On August 23 the Los Angeles City Council voted 11-0 to ask US attorney general Janet Reno for an investigation into charges that US-backed Nicaraguan contra rebels supplied tonnes of cocaine to Los Angeles street gangs in the 1980s and that the Central Intelligence Agency (CIA) was aware of the operation.

A CIA spokesperson called the story "ridiculous", but Geraldine Washington, president of the Los Angeles chapter of the National Association for the Advancement of Colored People, said it was high time "the government and the CIA took responsibility for the destruction of human lives".

From August 18 to August 20, the Mercury News of San Jose, California, ran a three-part series documenting contra sales of "tons of cocaine to the Crips and Bloods street gangs of Los Angeles".

The articles charge that a contra "drug network opened the first pipeline between Colombia's cocaine cartels and the black neighborhoods of Los Angeles, a city now known as the 'crack' capital of the world.

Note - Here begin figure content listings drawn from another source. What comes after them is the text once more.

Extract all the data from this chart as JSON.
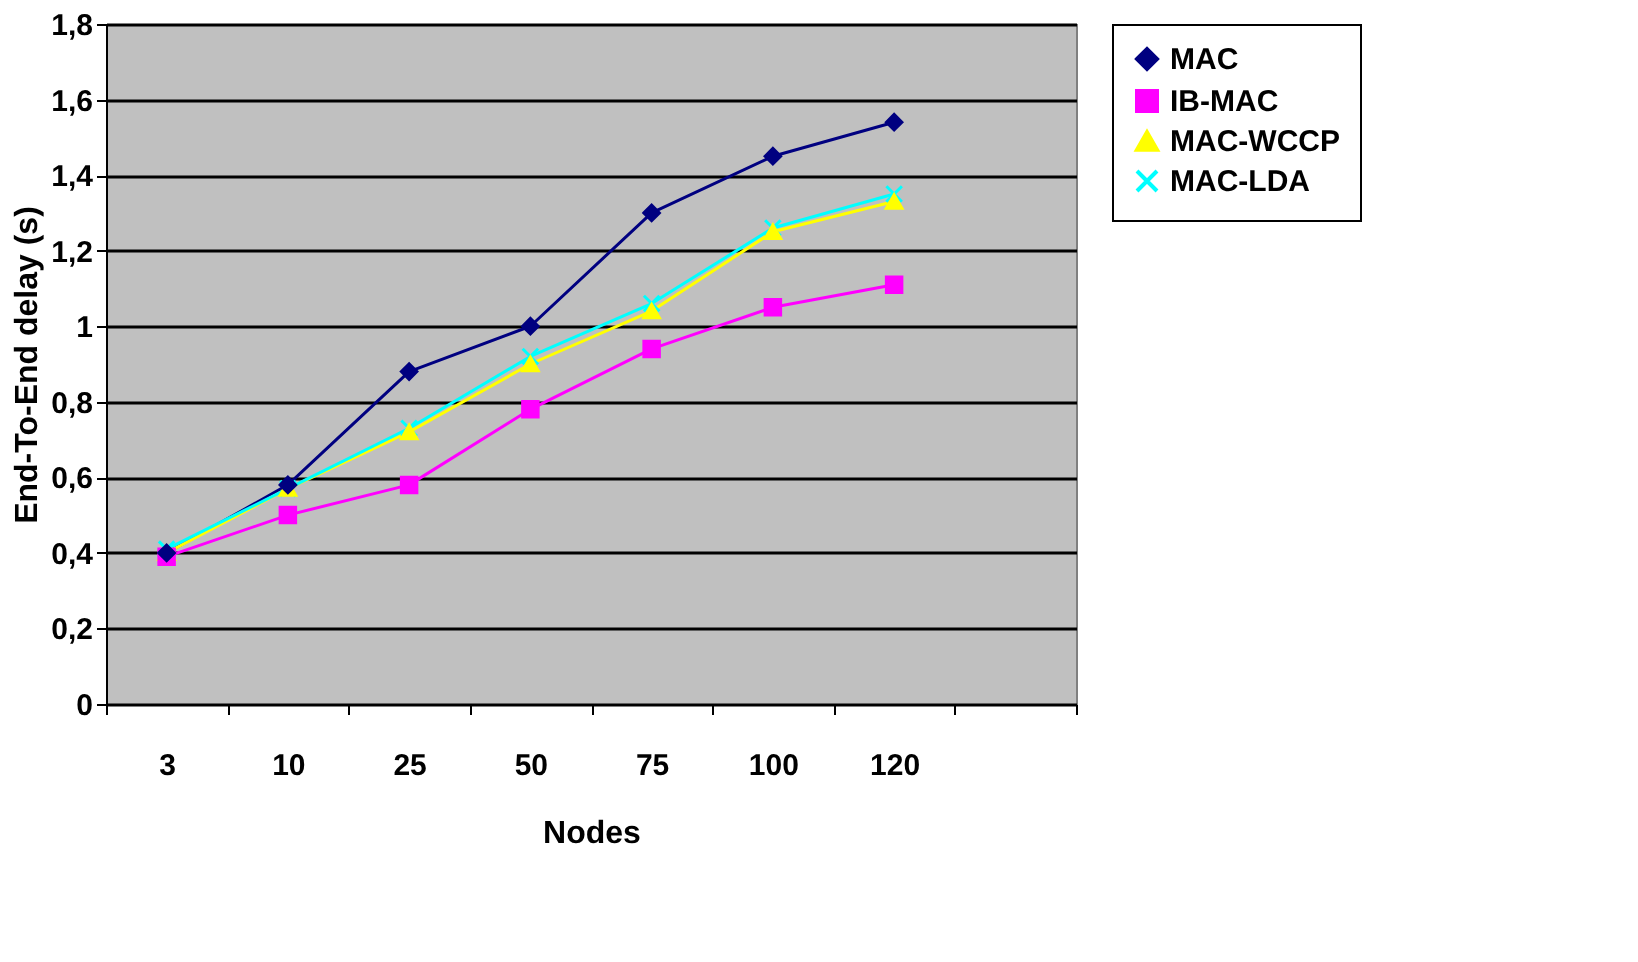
{
  "chart_data": {
    "type": "line",
    "xlabel": "Nodes",
    "ylabel": "End-To-End delay (s)",
    "categories": [
      "3",
      "10",
      "25",
      "50",
      "75",
      "100",
      "120",
      null
    ],
    "series": [
      {
        "name": "MAC",
        "color": "#000080",
        "marker": "diamond",
        "values": [
          0.4,
          0.58,
          0.88,
          1.0,
          1.3,
          1.45,
          1.54,
          null
        ]
      },
      {
        "name": "IB-MAC",
        "color": "#ff00ff",
        "marker": "square",
        "values": [
          0.39,
          0.5,
          0.58,
          0.78,
          0.94,
          1.05,
          1.11,
          null
        ]
      },
      {
        "name": "MAC-WCCP",
        "color": "#ffff00",
        "marker": "triangle",
        "values": [
          0.4,
          0.57,
          0.72,
          0.9,
          1.04,
          1.25,
          1.33,
          null
        ]
      },
      {
        "name": "MAC-LDA",
        "color": "#00ffff",
        "marker": "cross",
        "values": [
          0.41,
          0.57,
          0.73,
          0.92,
          1.06,
          1.26,
          1.35,
          null
        ]
      }
    ],
    "ylim": [
      0,
      1.8
    ],
    "yticks": [
      0,
      {
        "value": 0.2,
        "label": "0,2"
      },
      {
        "value": 0.4,
        "label": "0,4"
      },
      {
        "value": 0.6,
        "label": "0,6"
      },
      {
        "value": 0.8,
        "label": "0,8"
      },
      1,
      {
        "value": 1.2,
        "label": "1,2"
      },
      {
        "value": 1.4,
        "label": "1,4"
      },
      {
        "value": 1.6,
        "label": "1,6"
      },
      {
        "value": 1.8,
        "label": "1,8"
      }
    ],
    "grid": "y",
    "legend": "right",
    "line_style": "solid"
  }
}
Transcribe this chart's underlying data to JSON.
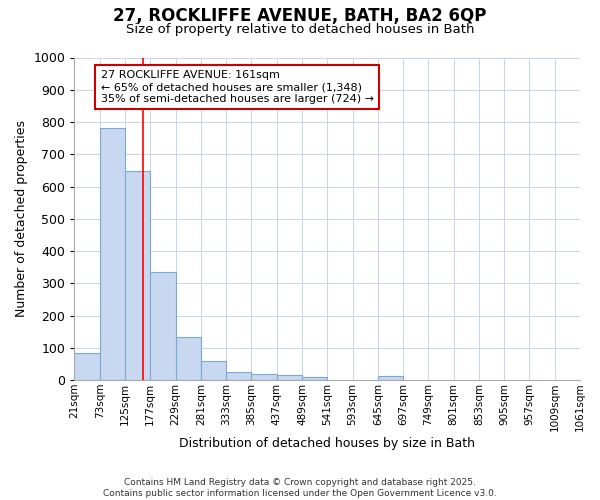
{
  "title_line1": "27, ROCKLIFFE AVENUE, BATH, BA2 6QP",
  "title_line2": "Size of property relative to detached houses in Bath",
  "xlabel": "Distribution of detached houses by size in Bath",
  "ylabel": "Number of detached properties",
  "bin_edges": [
    21,
    73,
    125,
    177,
    229,
    281,
    333,
    385,
    437,
    489,
    541,
    593,
    645,
    697,
    749,
    801,
    853,
    905,
    957,
    1009,
    1061
  ],
  "bar_heights": [
    83,
    780,
    648,
    335,
    133,
    60,
    25,
    18,
    15,
    8,
    0,
    0,
    12,
    0,
    0,
    0,
    0,
    0,
    0,
    0
  ],
  "bar_color": "#c8d8f0",
  "bar_edge_color": "#7aaad0",
  "bar_edge_width": 0.8,
  "ylim": [
    0,
    1000
  ],
  "yticks": [
    0,
    100,
    200,
    300,
    400,
    500,
    600,
    700,
    800,
    900,
    1000
  ],
  "red_line_x": 161,
  "background_color": "#ffffff",
  "plot_bg_color": "#ffffff",
  "grid_color": "#c8d4ee",
  "annotation_text_line1": "27 ROCKLIFFE AVENUE: 161sqm",
  "annotation_text_line2": "← 65% of detached houses are smaller (1,348)",
  "annotation_text_line3": "35% of semi-detached houses are larger (724) →",
  "annotation_box_color": "#ffffff",
  "annotation_box_edge": "#cc0000",
  "footer_line1": "Contains HM Land Registry data © Crown copyright and database right 2025.",
  "footer_line2": "Contains public sector information licensed under the Open Government Licence v3.0."
}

The cocaine that flooded in helped spark a crack explosion in urban America."

Although contra links to the cocaine trade were revealed in the 1980s, the Mercury News series — written by staff reporter Gary Webb and based on a year-long investigation including official documents, court testimony and hundreds of hours of interviews — is the first revelation of the operation's full scope.

The CIA-created Nicaraguan Democratic Force (FDN) set up its Los Angeles drug network in 1981, when crack, a potent, relatively inexpensive form of cocaine, was uncommon in US inner cities. The Los Angeles operation was entrusted to Danilo Blandon Reyes, a wealthy Nicaraguan with a masters degree in marketing who had run a $27 million US-financed agricultural program for the government of Nicaraguan dictator Anastasio Somoza Garcia.

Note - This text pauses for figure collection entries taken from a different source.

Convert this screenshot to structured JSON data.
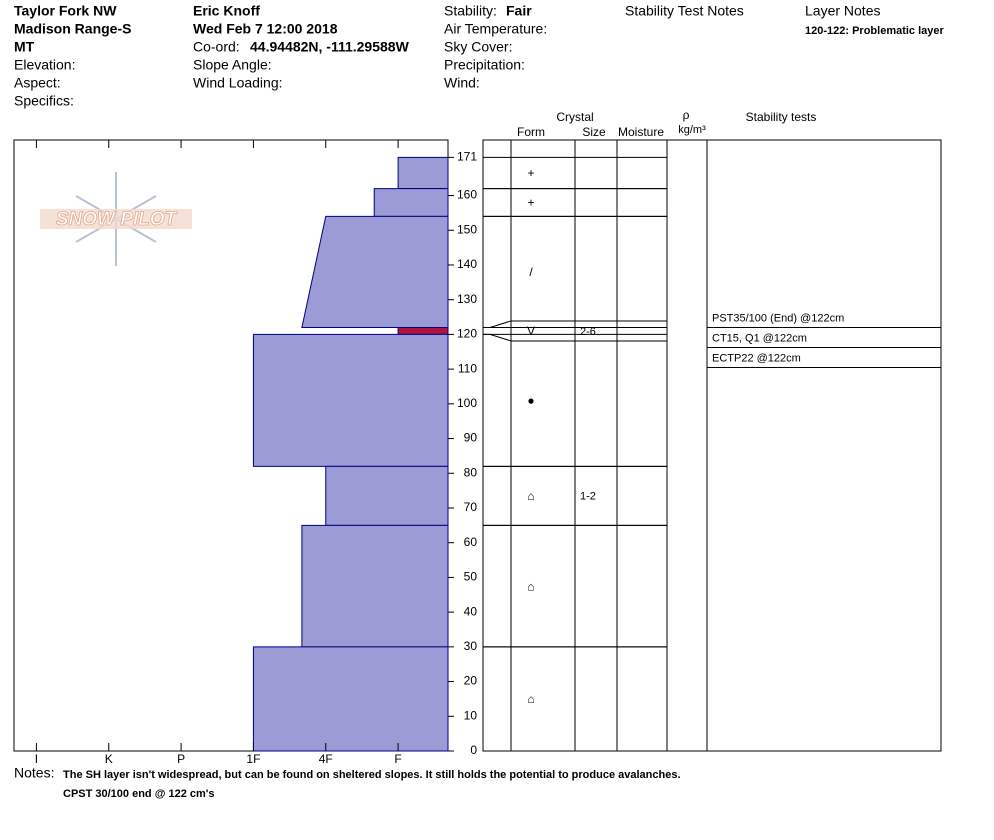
{
  "header": {
    "location": [
      "Taylor Fork NW",
      "Madison Range-S",
      "MT"
    ],
    "fields1": [
      "Elevation:",
      "Aspect:",
      "Specifics:"
    ],
    "observer": "Eric Knoff",
    "date": "Wed Feb 7 12:00 2018",
    "coord_label": "Co-ord:",
    "coord": "44.94482N, -111.29588W",
    "fields2": [
      "Slope Angle:",
      "Wind Loading:"
    ],
    "stability_label": "Stability:",
    "stability": "Fair",
    "fields3": [
      "Air Temperature:",
      "Sky Cover:",
      "Precipitation:",
      "Wind:"
    ],
    "test_notes_title": "Stability Test Notes",
    "layer_notes_title": "Layer Notes",
    "layer_notes": [
      "120-122: Problematic layer"
    ]
  },
  "logo": "SNOW PILOT",
  "chart_data": {
    "type": "snow_profile",
    "xlim": [
      6.31,
      0.31
    ],
    "xticks": [
      {
        "value": 6,
        "label": "I"
      },
      {
        "value": 5,
        "label": "K"
      },
      {
        "value": 4,
        "label": "P"
      },
      {
        "value": 3,
        "label": "1F"
      },
      {
        "value": 2,
        "label": "4F"
      },
      {
        "value": 1,
        "label": "F"
      }
    ],
    "ylim": [
      0,
      176
    ],
    "yticks": [
      0,
      10,
      20,
      30,
      40,
      50,
      60,
      70,
      80,
      90,
      100,
      110,
      120,
      130,
      140,
      150,
      160,
      171
    ],
    "layers": [
      {
        "top": 171,
        "bottom": 162,
        "hardness_top": 1,
        "hardness_bottom": 1,
        "form": "+",
        "color": "#9b9bd6"
      },
      {
        "top": 162,
        "bottom": 154,
        "hardness_top": 1.33,
        "hardness_bottom": 1.33,
        "form": "+",
        "color": "#9b9bd6"
      },
      {
        "top": 154,
        "bottom": 122,
        "hardness_top": 2,
        "hardness_bottom": 2.33,
        "form": "/",
        "color": "#9b9bd6"
      },
      {
        "top": 122,
        "bottom": 120,
        "hardness_top": 1,
        "hardness_bottom": 1,
        "form": "V",
        "size": "2-6",
        "color": "#b0143c"
      },
      {
        "top": 120,
        "bottom": 82,
        "hardness_top": 3,
        "hardness_bottom": 3,
        "form": "●",
        "color": "#9b9bd6"
      },
      {
        "top": 82,
        "bottom": 65,
        "hardness_top": 2,
        "hardness_bottom": 2,
        "form": "⌂",
        "size": "1-2",
        "color": "#9b9bd6"
      },
      {
        "top": 65,
        "bottom": 30,
        "hardness_top": 2.33,
        "hardness_bottom": 2.33,
        "form": "⌂",
        "color": "#9b9bd6"
      },
      {
        "top": 30,
        "bottom": 0,
        "hardness_top": 3,
        "hardness_bottom": 3,
        "form": "⌂",
        "color": "#9b9bd6"
      }
    ],
    "columns": {
      "crystal": "Crystal",
      "form": "Form",
      "size": "Size",
      "moisture": "Moisture",
      "density_symbol": "ρ",
      "density_unit": "kg/m³",
      "stability_tests": "Stability tests"
    },
    "tests_depth": 122,
    "stability_tests": [
      "PST35/100 (End) @122cm",
      "CT15, Q1 @122cm",
      "ECTP22 @122cm"
    ],
    "notes_label": "Notes:",
    "notes": [
      "The SH layer isn't widespread, but can be found on sheltered slopes. It still holds the potential to produce avalanches.",
      "CPST 30/100 end @ 122 cm's"
    ]
  }
}
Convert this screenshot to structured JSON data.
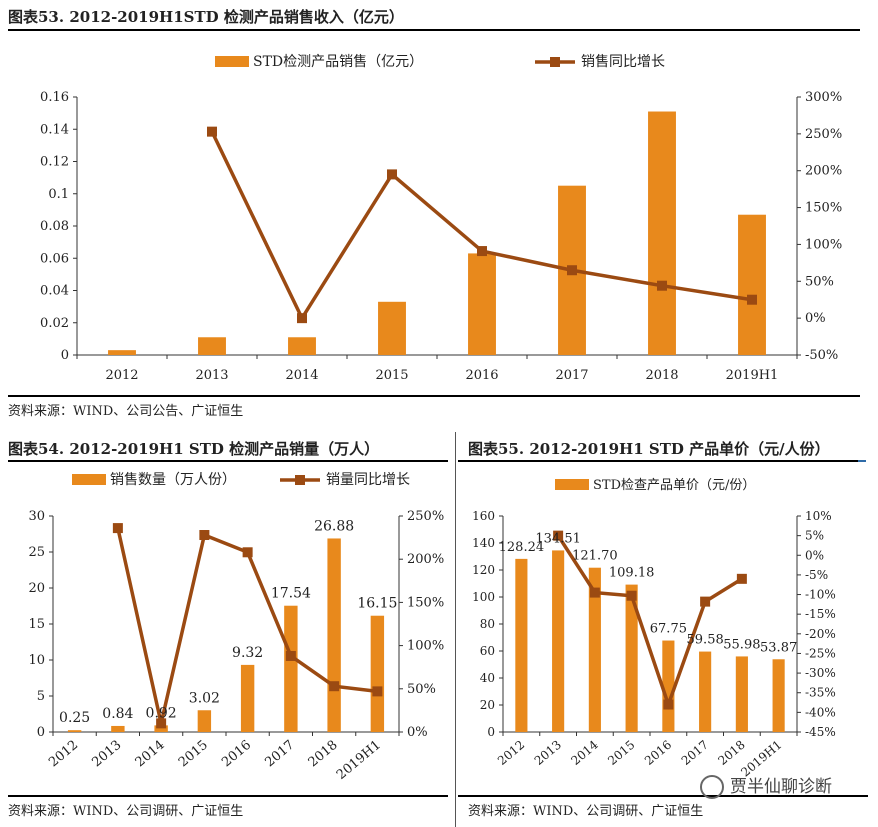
{
  "fig53": {
    "title": "图表53.  2012-2019H1STD 检测产品销售收入（亿元）",
    "source": "资料来源：WIND、公司公告、广证恒生",
    "chart_data": {
      "type": "bar+line",
      "categories": [
        "2012",
        "2013",
        "2014",
        "2015",
        "2016",
        "2017",
        "2018",
        "2019H1"
      ],
      "series": [
        {
          "name": "STD检测产品销售（亿元）",
          "type": "bar",
          "axis": "left",
          "values": [
            0.003,
            0.011,
            0.011,
            0.033,
            0.063,
            0.105,
            0.151,
            0.087
          ]
        },
        {
          "name": "销售同比增长",
          "type": "line",
          "axis": "right",
          "values": [
            null,
            253,
            0,
            195,
            91,
            65,
            44,
            25
          ]
        }
      ],
      "left_axis": {
        "min": 0,
        "max": 0.16,
        "ticks": [
          "0",
          "0.02",
          "0.04",
          "0.06",
          "0.08",
          "0.1",
          "0.12",
          "0.14",
          "0.16"
        ]
      },
      "right_axis": {
        "min": -50,
        "max": 300,
        "ticks": [
          "-50%",
          "0%",
          "50%",
          "100%",
          "150%",
          "200%",
          "250%",
          "300%"
        ]
      },
      "legend": "top"
    }
  },
  "fig54": {
    "title": "图表54.  2012-2019H1 STD 检测产品销量（万人）",
    "source": "资料来源：WIND、公司调研、广证恒生",
    "chart_data": {
      "type": "bar+line",
      "categories": [
        "2012",
        "2013",
        "2014",
        "2015",
        "2016",
        "2017",
        "2018",
        "2019H1"
      ],
      "series": [
        {
          "name": "销售数量（万人份）",
          "type": "bar",
          "axis": "left",
          "values": [
            0.25,
            0.84,
            0.92,
            3.02,
            9.32,
            17.54,
            26.88,
            16.15
          ],
          "labels": [
            "0.25",
            "0.84",
            "0.92",
            "3.02",
            "9.32",
            "17.54",
            "26.88",
            "16.15"
          ]
        },
        {
          "name": "销量同比增长",
          "type": "line",
          "axis": "right",
          "values": [
            null,
            236,
            10,
            228,
            208,
            88,
            53,
            47
          ]
        }
      ],
      "left_axis": {
        "min": 0,
        "max": 30,
        "ticks": [
          "0",
          "5",
          "10",
          "15",
          "20",
          "25",
          "30"
        ]
      },
      "right_axis": {
        "min": 0,
        "max": 250,
        "ticks": [
          "0%",
          "50%",
          "100%",
          "150%",
          "200%",
          "250%"
        ]
      },
      "legend": "top"
    }
  },
  "fig55": {
    "title": "图表55.  2012-2019H1 STD 产品单价（元/人份）",
    "source": "资料来源：WIND、公司调研、广证恒生",
    "chart_data": {
      "type": "bar+line",
      "categories": [
        "2012",
        "2013",
        "2014",
        "2015",
        "2016",
        "2017",
        "2018",
        "2019H1"
      ],
      "series": [
        {
          "name": "STD检查产品单价（元/份）",
          "type": "bar",
          "axis": "left",
          "values": [
            128.24,
            134.51,
            121.7,
            109.18,
            67.75,
            59.58,
            55.98,
            53.87
          ],
          "labels": [
            "128.24",
            "134.51",
            "121.70",
            "109.18",
            "67.75",
            "59.58",
            "55.98",
            "53.87"
          ]
        },
        {
          "name": "",
          "type": "line",
          "axis": "right",
          "values": [
            null,
            5,
            -9.5,
            -10.3,
            -38,
            -11.8,
            -6,
            null
          ]
        }
      ],
      "left_axis": {
        "min": 0,
        "max": 160,
        "ticks": [
          "0",
          "20",
          "40",
          "60",
          "80",
          "100",
          "120",
          "140",
          "160"
        ]
      },
      "right_axis": {
        "min": -45,
        "max": 10,
        "ticks": [
          "-45%",
          "-40%",
          "-35%",
          "-30%",
          "-25%",
          "-20%",
          "-15%",
          "-10%",
          "-5%",
          "0%",
          "5%",
          "10%"
        ]
      },
      "legend": "top"
    }
  },
  "watermark": "贾半仙聊诊断",
  "colors": {
    "bar": "#E8891C",
    "line": "#9B4A12",
    "rule": "#000000",
    "blue_rule": "#2E6BA8"
  }
}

Blandon enlisted the services of ghetto youth Ricky Donnell Ross ("Freeway Rick") and Nicaraguan drug dealer Juan Norwin Meneses Cantarero, who allegedly had run a stolen car ring for Somoza's military. Ross provided access to black Los Angeles neighbourhoods, while Meneses had the links to Colombian drug cartels.

In 1981 alone, its first year, the contra drug network sold 900 kilograms of cocaine in the US, worth $54 million. Some of the cocaine was shipped in through a US Air Force base in Texas. The contras also sold assault weapons to Los Angeles street gangs and even tried to interest them in grenade launchers.

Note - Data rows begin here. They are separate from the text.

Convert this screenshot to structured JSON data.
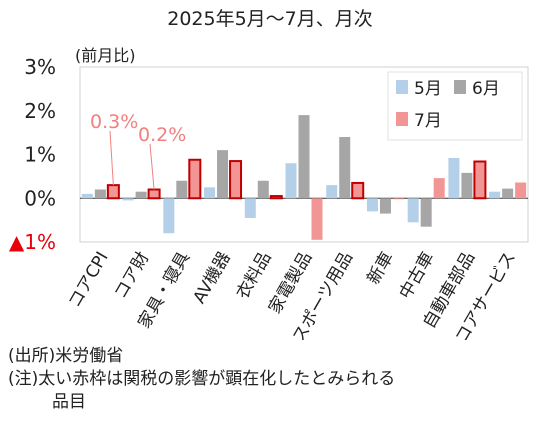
{
  "chart_data": {
    "type": "bar",
    "title": "2025年5月～7月、月次",
    "ylabel": "(前月比)",
    "ylim": [
      -1,
      3
    ],
    "yticks": [
      {
        "value": 3,
        "label": "3%"
      },
      {
        "value": 2,
        "label": "2%"
      },
      {
        "value": 1,
        "label": "1%"
      },
      {
        "value": 0,
        "label": "0%"
      },
      {
        "value": -1,
        "label": "▲1%"
      }
    ],
    "categories": [
      "コアCPI",
      "コア財",
      "家具・寝具",
      "AV機器",
      "衣料品",
      "家電製品",
      "スポーツ用品",
      "新車",
      "中古車",
      "自動車部品",
      "コアサービス"
    ],
    "series": [
      {
        "name": "5月",
        "color": "#b4cfe8",
        "values": [
          0.1,
          -0.05,
          -0.8,
          0.25,
          -0.45,
          0.8,
          0.3,
          -0.3,
          -0.55,
          0.92,
          0.15
        ]
      },
      {
        "name": "6月",
        "color": "#a6a6a6",
        "values": [
          0.2,
          0.15,
          0.4,
          1.1,
          0.4,
          1.9,
          1.4,
          -0.35,
          -0.65,
          0.58,
          0.22
        ]
      },
      {
        "name": "7月",
        "color": "#f29595",
        "values": [
          0.3,
          0.2,
          0.88,
          0.85,
          0.05,
          -0.95,
          0.35,
          0.0,
          0.46,
          0.84,
          0.36
        ]
      }
    ],
    "tariff_highlight_categories": [
      "コアCPI",
      "コア財",
      "家具・寝具",
      "AV機器",
      "衣料品",
      "スポーツ用品",
      "自動車部品"
    ],
    "highlight_border_color": "#c00000",
    "annotations": [
      {
        "text": "0.3%",
        "category": "コアCPI",
        "series": "7月"
      },
      {
        "text": "0.2%",
        "category": "コア財",
        "series": "7月"
      }
    ],
    "legend_position": "top-right",
    "grid": false
  },
  "notes": {
    "source": "(出所)米労働省",
    "note_line1": "(注)太い赤枠は関税の影響が顕在化したとみられる",
    "note_line2": "品目"
  }
}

The CIA apparently lost interest in contra drug sales after Congress started funding the rebels openly in 1985, although as of this year the agency is still using "national security" concerns to suppress public testimony on the cocaine operation.

Blandon, Meneses and Ross went into business on their own after 1985, and all three were eventually arrested. Meneses is now in jail in Nicaragua; Ross faces a possible life sentence in California.

But the US Drug Enforcement Administration told US courts that Blandon was "extraordinarily valuable". He was released in the early 1990s after just 28 months in custody, and the DEA paid him $166,000 for his services. Blandon now lives in Managua and is trying to regain family property nationalised by the Sandinista government after the 1979 revolution.